Jaclyn M. Nienhuser, Shah Ahmed, Khiem Ngo, Thao Nguyen, Phillip Tran
Midwestern University, Glendale, AZ Hue University of Medicine and Pharmacy University of Debrecen, Hungary Dignity Health, Yavapai Regional Medical Center
Posters & Accepted Abstracts: J Clin Exp Cardiolog
63- year- old female with history of hypertension, hyperlipidemia, SVT, palpitations, migraines, GERD, and anxiety who presented with shortness of breath and noted to have concerning acute ischemic changes on EKG with diffuse ST depression along with ST elevation in aVR. She was sent to hospital for further evaluation.
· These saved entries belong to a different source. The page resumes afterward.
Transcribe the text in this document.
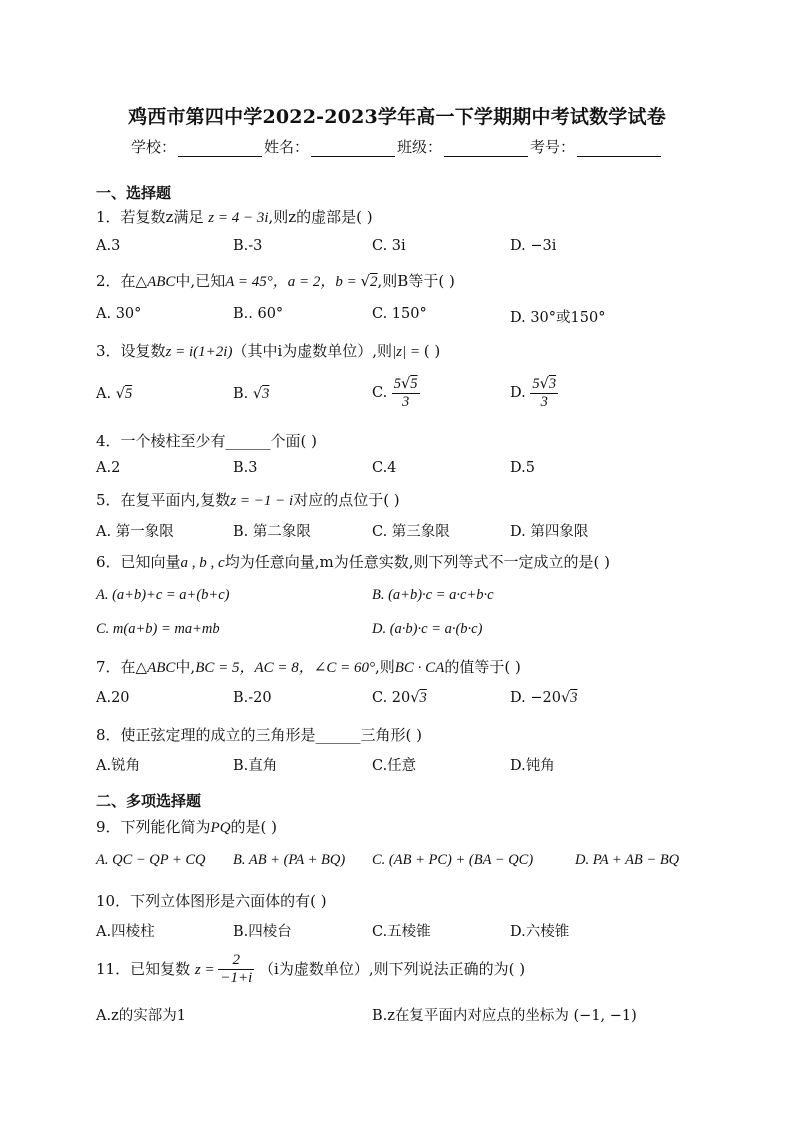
鸡西市第四中学2022-2023学年高一下学期期中考试数学试卷
学校：	姓名：	班级：	考号：
一、选择题
1．若复数z满足 z = 4 − 3i,则z的虚部是( )
A.3	B.-3	C. 3i	D. −3i
2．在△ABC中,已知A = 45°，a = 2，b = √2,则B等于( )
A. 30°	B.. 60°	C. 150°	D. 30°或150°
3．设复数z = i(1+2i)（其中i为虚数单位）,则|z| = ( )
A. √5	B. √3	C. $\frac{5√5}{3}$	D. $\frac{5√3}{3}$
4．一个棱柱至少有______个面( )
A.2	B.3	C.4	D.5
5．在复平面内,复数z = −1 − i对应的点位于( )
A. 第一象限	B. 第二象限	C. 第三象限	D. 第四象限
6．已知向量a , b , c均为任意向量,m为任意实数,则下列等式不一定成立的是( )
A. (a+b)+c = a+(b+c)	B. (a+b)·c = a·c+b·c
C. m(a+b) = ma+mb	D. (a·b)·c = a·(b·c)
7．在△ABC中,BC = 5，AC = 8，∠C = 60°,则BC · CA的值等于( )
A.20	B.-20	C. 20√3	D. −20√3
8．使正弦定理的成立的三角形是______三角形( )
A.锐角	B.直角	C.任意	D.钝角
二、多项选择题
9．下列能化简为PQ的是( )
A. QC − QP + CQ B. AB + (PA + BQ) C. (AB + PC) + (BA − QC)	D. PA + AB − BQ
10．下列立体图形是六面体的有( )
A.四棱柱	B.四棱台	C.五棱锥	D.六棱锥
11．已知复数 $z = \frac{2}{-1+i} (i$为虚数单位）,则下列说法正确的为( )
A.z的实部为1	B.z在复平面内对应点的坐标为 (−1, −1)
In ED, physical exam is unremarkable, on cardiovascular RRR, normal S1 & S2; no murmurs, rubs or gallops. EKG showed sinus tachycardia with ST elevation at aVR and diffuse ST depression (Figure 1A). Transthoracic echocardiogram (TEE) demonstrated mild concentric hypertrophy of the left ventricle, grade 1 diastolic dysfunction and preserved LV ejection fraction of 55- 60%. Left heart catherization revealed normal coronary arteries and normal LV function (Figure 2) suspect coronary spasm. Patient was treated aggressively with amlodipine in addition of nitroglycerin and metoprolol. EKG abnormality was resolved. Widespread ST-segment depression and ST-elevation in aVR would often suggest left main coronary artery or triple vessel disease 3,4 However, the negative angiogram suggesting coronary spasm – Prinzmetal Angina (PVA). PVA is caused by a transient reduction in blood flow through the coronary arteries due to vasospasm of the vessel. 1 ,2 PVA is often observed in young women with non-typical cardiovascular risk factors and may be associated with other conditions such as Raynaud’s phenomenon and migraine headaches. 1 Diagnosis is made when transient ST-elevation is seen on electrocardiogram during an attack or from coronary artery angiography with use of provocative medications such as acetylcholine, ergonovine or methylergonovine to induce spasm of the vessel. 1,2,5 Unique Aspect: Significant EKG change with diffuse ST depression along with ST elevation in aVR could suggest left main artery spam. In an acute setting, this could increase rate mortality and morbidity (8). The treatment should be aggressive including the combination of calcium channel blockage, nitrate, beta blockage and risk factor modification.